Бледный бутафорский дым вьется вокруг палаток, приглушая крики и портя видимость. Проезжаю мимо двух пустых ангаров, думая, что должен их узнать, но не узнаю – я вдруг оказался на совершенно другой войне, передо мной новый пейзаж разрушений. Здесь падают бомбы или, может, гранаты. Снаряды влетают на дорогу, точно крылатые ракеты из старых военных фильмов, ударяются о землю и через долю секунды взрываются. У этой войны есть чувство драматизма. Фальшивка. (Шрапнель пробивает дыру в боку моего джипа.) Я пригибаюсь как можно ниже и обнаруживаю на полу джипа компас. Он не входит в стандартный комплект, так что благослови Бог того погибшего солдата и его бабушку, приславшую внуку старый компас мужа, с какой бы войны он ни был. Спасибо, Гуди Халабалу, и простите, что я наступил на вашего мальчика, мне очень жаль, что его застрелили, а меня нет. Я объезжаю огромный кратер, набираю скорость и, пробив баррикаду, влетаю в восточный сектор лагеря. Мортиры больше не палят, их будто выключили.
Еду дальше. В покое чувствуется что-то неладное. Я начинаю хихикать, смех громко бьет по ушам. Может, я оглох от мортир и теперь слышу только собственный голос? Выжимаю газ, прислушиваюсь к реву двигателя. Очень громкий. И тут наконец-то появляются враги. Я хотел убедиться, что мы оказались на необычной войне, – и вот, пожалуйста, убедился. Наши враги – не люди. Тени. Воплощения Потустороннего мира.
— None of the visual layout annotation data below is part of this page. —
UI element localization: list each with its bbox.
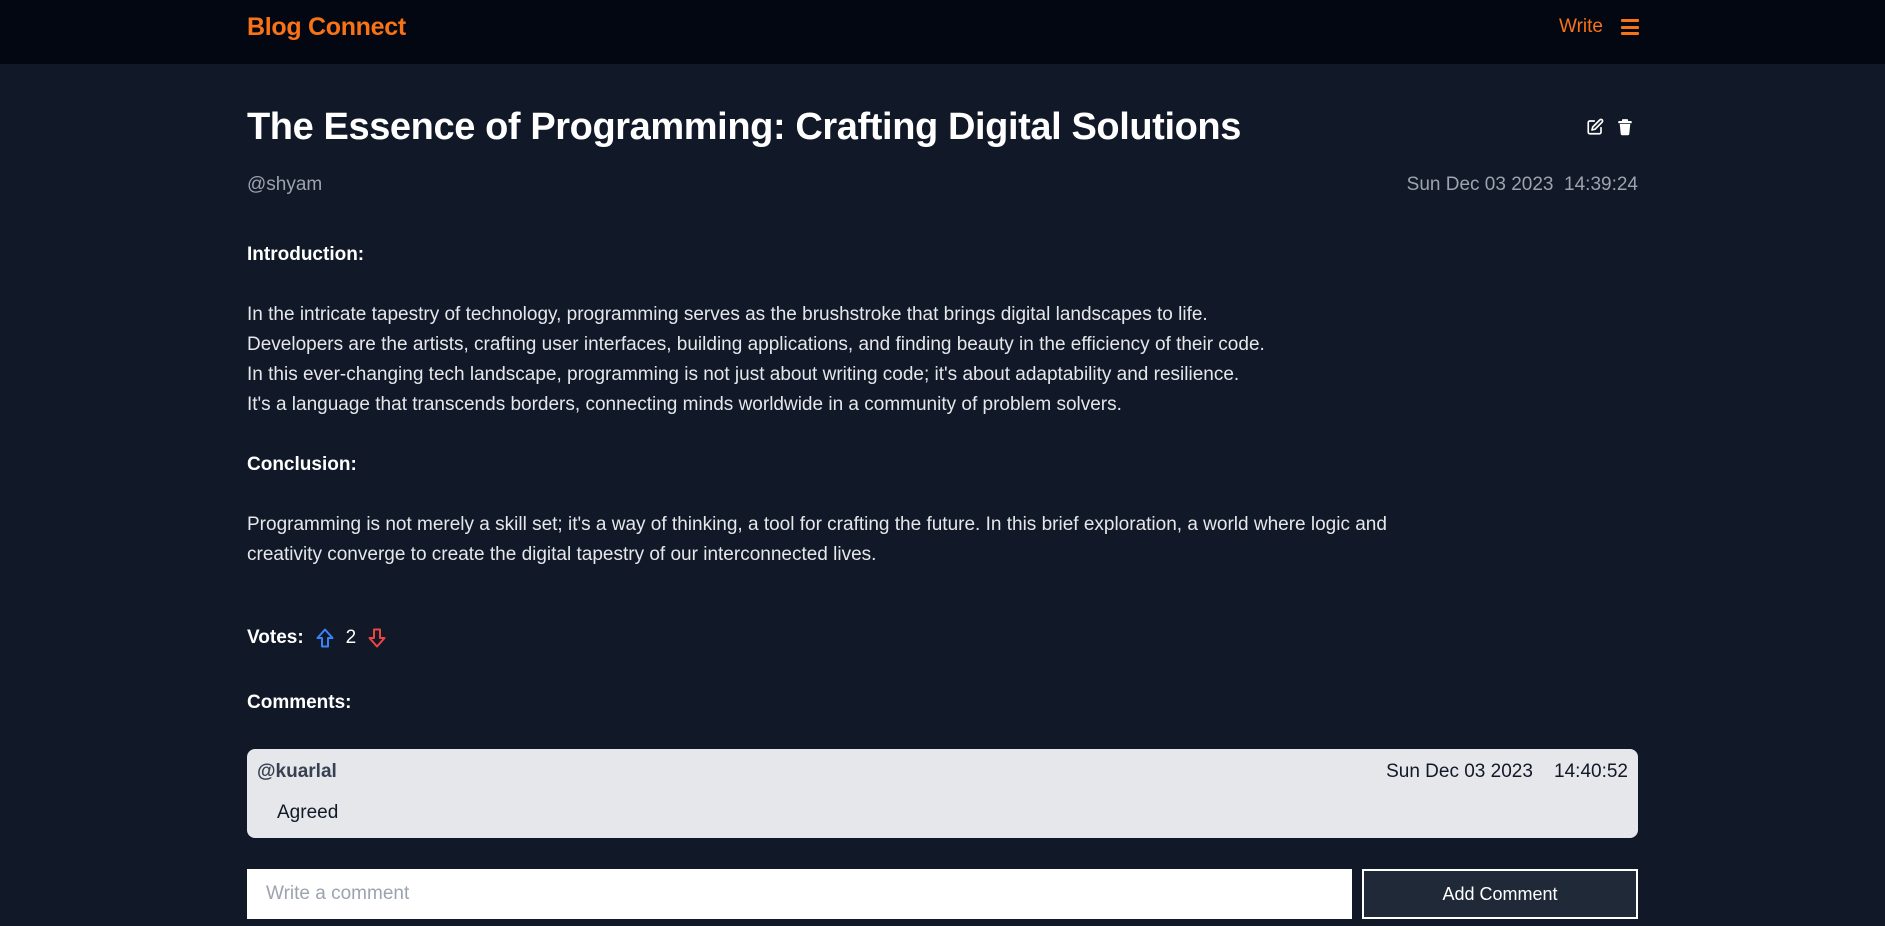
intro-line: In this ever-changing tech landscape, pr…: [247, 364, 1240, 385]
intro-line: In the intricate tapestry of technology,…: [247, 304, 1208, 325]
upvote-arrow-icon[interactable]: [314, 627, 336, 649]
intro-line: It's a language that transcends borders,…: [247, 394, 1122, 415]
comment-author[interactable]: @kuarlal: [257, 761, 337, 783]
intro-heading: Introduction:: [247, 244, 365, 265]
votes-label: Votes:: [247, 627, 304, 648]
post-content: Introduction: In the intricate tapestry …: [247, 240, 1447, 570]
hamburger-menu-icon[interactable]: [1621, 18, 1639, 36]
conclusion-heading: Conclusion:: [247, 454, 357, 475]
conclusion-text: Programming is not merely a skill set; i…: [247, 514, 1387, 565]
comments-heading: Comments:: [247, 692, 352, 713]
post-date: Sun Dec 03 2023 14:39:24: [1406, 174, 1638, 195]
brand-logo-link[interactable]: Blog Connect: [247, 13, 406, 42]
intro-line: Developers are the artists, crafting use…: [247, 334, 1265, 355]
comment-date: Sun Dec 03 2023 14:40:52: [1386, 761, 1628, 782]
downvote-arrow-icon[interactable]: [366, 627, 388, 649]
trash-icon[interactable]: [1616, 118, 1634, 136]
votes-bar: Votes: 2: [247, 627, 388, 649]
write-link[interactable]: Write: [1559, 16, 1603, 38]
post-actions: [1586, 118, 1634, 136]
comment-text: Agreed: [277, 802, 339, 823]
comment-input[interactable]: [247, 869, 1352, 919]
add-comment-button[interactable]: Add Comment: [1362, 869, 1638, 919]
navbar-actions: Write: [1559, 16, 1639, 38]
comment-card: @kuarlal Sun Dec 03 2023 14:40:52 Agreed: [247, 749, 1638, 838]
edit-icon[interactable]: [1586, 118, 1604, 136]
top-navbar: Blog Connect Write: [0, 0, 1885, 64]
vote-count: 2: [345, 627, 357, 648]
post-author[interactable]: @shyam: [247, 174, 322, 196]
post-title: The Essence of Programming: Crafting Dig…: [247, 106, 1241, 148]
Они выходят из дыма, сливаются друг с другом, тают и исчезают. Я вижу глаза, слышу дыхание, грубую речь на вражеском языке (язык звучит незнакомо, может его вовсе не существует, просто такие звуки должен издавать неприятель) и клацанье затворов, а потом шквал пуль разрывает джип на части, и я прячусь за ним, цепляясь за совершенно никчемный пистолет и ожидая, что меня наконец-то (и окончательно) пристрелят.
Не пристреливают. Палят в джип, снова и снова. Ронни Чжан потряс бы головой и заявил, что тачку «безнадежно отпетушили в задний проход, и не чирикай, что петушат только в зад. Старый злой вояка знает и другие гнусные способы – лучше верь и моли Бога, чтобы я не начал показывать». Враги приближаются.
Они осторожны. Они не спешат и скоро меня найдут. Они двигаются к цели, будто играя в классики, – каждый на секунду замирает в укрытии, затем мчится вперед. Это слышно по звуку их шагов:
Джип Хепсоба открывает пулеметный огонь. Как сюда попали мои друзья, как меня нашли – загадка. Конечно, они могли просто уезжать из лагеря по главной дороге, но что привело их сюда именно сейчас, навсегда останется для меня тайной. Он стоит на пулеметной площадке фургона, в котором мы с Ли ездили на свидание. Рядом в маленьком танке едут Батист Вазиль и тощий парень из санитарной службы. Они спорят о преимуществах и недостатках французских танков, не забывая при этом решетить воздух дружественным пулеметным огнем и расчищать дорогу. Несколько лет назад их действия сочли бы противоправными. Открывать огонь из оружия пятидесятого калибра по людям было запрещено Женевскими конвенциями. Иначе говоря, если вы хотите убить кого-то из такого оружия (например, из снайперской винтовки «Баррет», теперь состоящей на вооружении морской пехоты и коммандос), сперва подстрелите его машину, чтобы она взорвалась. Это достойный способ убить человека, а просто снести ему голову – уже военное преступление. Когда я учился в Джарндисе, этот очаровательный пример старомодного рыцарства решили исключить из военных законов, против чего я выступал на демонстрациях и о чем меня подробно расспрашивал Джордж Лурдес Копсен (ныне покойный), когда я сидел на электрическом стуле. Теперь я с упоением чувствую, как воздух пульсирует от негуманных пуль, потому что без них я бы уже умер.
Тени оседают на землю и ныряют в укрытия. Фургоном Джима Хепсобы управляет Энни Бык, Гонзо ведет второй. Ли сидит рядом, крепко вцепившись в дробовик. Она подстреливает пару-тройку вражеских солдат и яростно рычит. В какой-то миг я могу поклясться, что вижу за ее спиной ангельские крылья. Моя любимая. Моя свирепая, губительная красотка. Один из нас должен быть опасен. Я так горд, что это она.